Wireless honeypot & legal implications

ichy

Diamond Member
Oct 5, 2006
6,940
8
81
So out of curiosity/boredom I've considered setting up an unencrypted wireless access point and monitoring the traffic in and out of it to see what people who use it do. I can't help but wonder though, is that technically illegal? I'm not up to anything malicious here and would really just be doing it out of curiosity and to play with some monitoring tools but I don't want to inadvertently get myself in legal trouble.
 

Chiefcrowe

Diamond Member
Sep 15, 2008
5,046
177
116
Not sure, but I think it would be ok if you're doing research and actually not trying to intercept login info, etc.
 

lxskllr

No Lifer
Nov 30, 2004
57,426
7,613
126
Leaving your wireless open is being a good neighbor. AFAIC, if it's your network, you're free to monitor anything you like on it. If people want security, there's plenty of tools to prevent snooping on an open network.

https://openwireless.org/
 

Fardringle

Diamond Member
Oct 23, 2000
9,188
753
126
Actually, for most residential ISP contracts, leaving your wireless open (i.e. sharing the connection) is against the TOS and could get your service terminated. Sure, it's nice to share, but when the service provider specifically says no, then it's not "nice" any more...
 

lxskllr

No Lifer
Nov 30, 2004
57,426
7,613
126
Actually, for most residential ISP contracts, leaving your wireless open (i.e. sharing the connection) is against the TOS and could get your service terminated. Sure, it's nice to share, but when the service provider specifically says no, then it's not "nice" any more...
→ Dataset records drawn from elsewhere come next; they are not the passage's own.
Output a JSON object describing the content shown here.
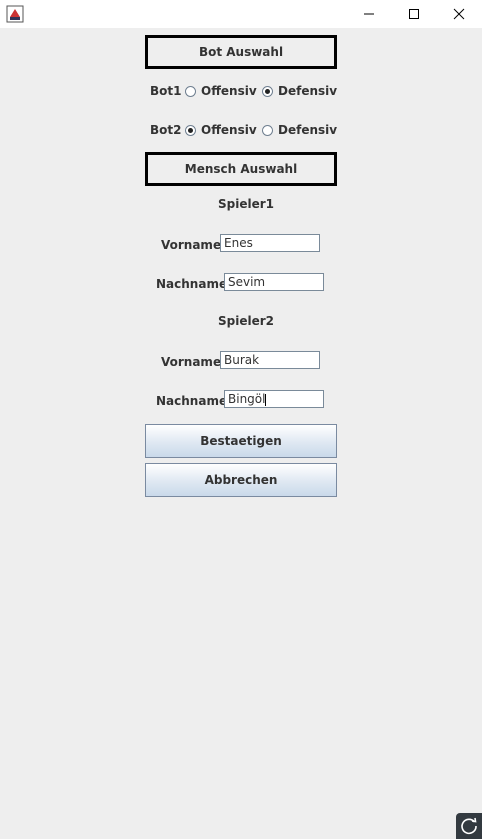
{
  "window": {
    "app_icon": "java-app-icon",
    "minimize_icon": "minimize-icon",
    "maximize_icon": "maximize-icon",
    "close_icon": "close-icon"
  },
  "bot_section": {
    "title": "Bot Auswahl",
    "bots": [
      {
        "label": "Bot1",
        "options": [
          "Offensiv",
          "Defensiv"
        ],
        "selected": "Defensiv"
      },
      {
        "label": "Bot2",
        "options": [
          "Offensiv",
          "Defensiv"
        ],
        "selected": "Offensiv"
      }
    ]
  },
  "human_section": {
    "title": "Mensch Auswahl",
    "players": [
      {
        "heading": "Spieler1",
        "vorname_label": "Vorname:",
        "vorname": "Enes",
        "nachname_label": "Nachname:",
        "nachname": "Sevim"
      },
      {
        "heading": "Spieler2",
        "vorname_label": "Vorname:",
        "vorname": "Burak",
        "nachname_label": "Nachname:",
        "nachname": "Bingöl"
      }
    ]
  },
  "buttons": {
    "confirm": "Bestaetigen",
    "cancel": "Abbrechen"
  },
  "overlay_icon": "refresh-icon"
}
I don't know how to setup encryption on Debian. I have to run it open ;^)
 

TakeNoPrisoners

Platinum Member
Jun 3, 2011
2,600
1
81
Actually, for most residential ISP contracts, leaving your wireless open (i.e. sharing the connection) is against the TOS and could get your service terminated. Sure, it's nice to share, but when the service provider specifically says no, then it's not "nice" any more...

Except they have no way of knowing you leave it open. Traffic is traffic.
 

Slugbait

Elite Member
Oct 9, 1999
3,633
3
81
All usage on secured and unsecured networks can be monitored and recorded. Unless it's not that person's network, or that person has not been authorized/approved to conduct network monitoring...that would be illegal.

Legal implications for you are pretty simple. Someone else uses your network for nefarious purposes, and you are the person who will be speaking with the ISP/cops/lawyers/federal agents/etc, depending on infraction. Your honeypot logs might help, or they'll just laugh at you...maybe not worth the effort.
 

lxskllr

No Lifer
Nov 30, 2004
57,426
7,613
126
Legal implications for you are pretty simple. Someone else uses your network for nefarious purposes, and you are the person who will be speaking with the ISP/cops/lawyers/federal agents/etc, depending on infraction. Your honeypot logs might help, or they'll just laugh at you...maybe not worth the effort.

Logging might make things worse. You'd be showing knowledge of "illegal" activity, and not taking action against it.
 

amsterdamxxx

Member
Jul 24, 2011
34
0
0
Don't be a doucebag and do that, curiosity killed the cat you know. I hope someone downloads child porn and you get arrested for being a dick.
 

John Connor

Lifer
Nov 30, 2012
22,840
617
121
I'll laugh if some people are smart enough to SSH through the hot spot or use a VPN.

I have DD-WRT flashed into my router and use SSH to tunnel when using unsecured WIFI hotspots.